The authors develop a unique GPU shader that combines multiple GN operations (reshape, mean, variance, normalize) into a single GPU command without intermediate tensors. The Gaussian Error Linear Unit (GELU) is used as the primary activation function in the model, and the authors create a dedicated shader to consolidate its numerical computations, allowing them to execute in a single draw call.

Partially Fused Softmax

Partially Fused Softmax

The attention computation is used in the intermediate layers of the UNet. It involves query, key, and value matrices (Q, K, and V) and a softmax operation on matrix A. The softmax operation can be partitioned into two steps: 1) reduction operations, which calculate the maximum values of each row in A and its modified exponential sum S; and 2) element-wise operations, which normalize the values in A using the vectors L and S.
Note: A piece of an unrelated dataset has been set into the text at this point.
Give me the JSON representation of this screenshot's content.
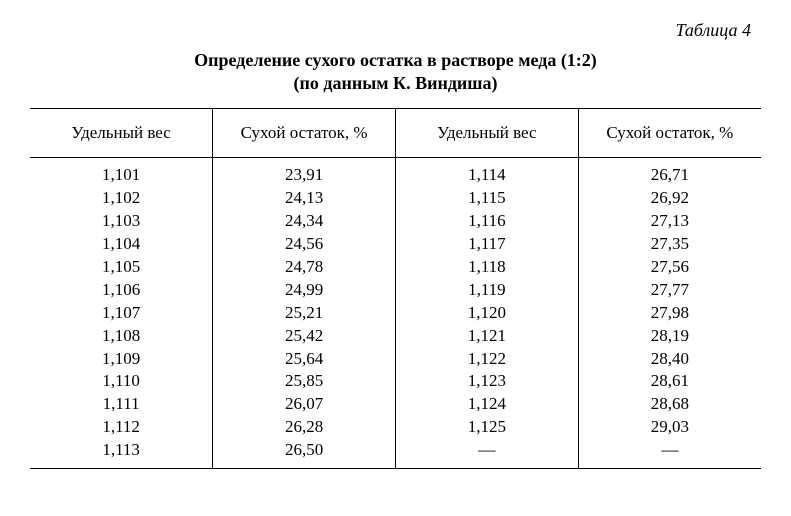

The authors implement a GPU shader for reduction operations to compute L and S vectors from the large matrix A, reducing the memory footprint and overall latency. They fuse the element-wise softmax computation with the subsequent matrix multiplication involving matrix V. To improve parallelism and decrease latency, they partition the reduction operations into multiple stages by grouping elements in A into blocks. Calculations are performed on each block and then reduced to the final result. Through carefully designed threading and memory cache management, this multi-stage implementation can be executed with a single GPU command, leading to further latency reduction.

FlashAttention

Many approximate attention methods sacrifice model quality to reduce computational complexity and improve latency. In contrast, FlashAttention is an IO-aware, exact attention algorithm that minimizes memory reads/writes between GPU high bandwidth memory (HBM) and on-chip SRAM through tiling. This results in fewer HBM accesses and improved overall efficiency. However, FlashAttention has a highly register-intensive kernel. The authors selectively employ this technique for attention matrices with dimension d=40 on Adreno and Apple GPUs, while using the partially fused softmax in other cases.

Winograd Convolution

Winograd Convolution

Winograd convolution transforms convolution operations into a series of matrix multiplications, reducing required multiplications and improving computational efficiency. However, it also increases memory consumption and numerical errors, especially with larger tile sizes. The backbone of Stable Diffusion relies heavily on 3x3 convolution layers, particularly in the image decoder. The authors analyze the benefits of using Winograd with varying tile sizes and choose a 4x4 tile size for optimal balance between computational efficiency and memory utilization. They apply Winograd based on heuristic rules to maximize its efficacy, only where it would produce improvement.

Results

Results

The authors evaluate the improvements by benchmarking various devices, focusing on the most computationally demanding component, the UNet. Latency figures and memory usage are provided for executing UNet for a single iteration with a 512x512 image resolution. The table in their study shows results for different optimization techniques, including partially fused softmax, specialized kernels for Group Normalization and GELU, FlashAttention, and Winograd convolution.

Latency decreases incrementally as each optimization is activated, with significant overall latency reductions compared to the baseline observed on both devices: Samsung S23 Ultra (-52.2%) and iPhone 14 Pro Max (-32.9%). The end-to-end latency on the Samsung S23 Ultra for 20 denoising iteration steps to generate a 512x512 pixel image is achieved in under 12 seconds, representing a state-of-the-art result.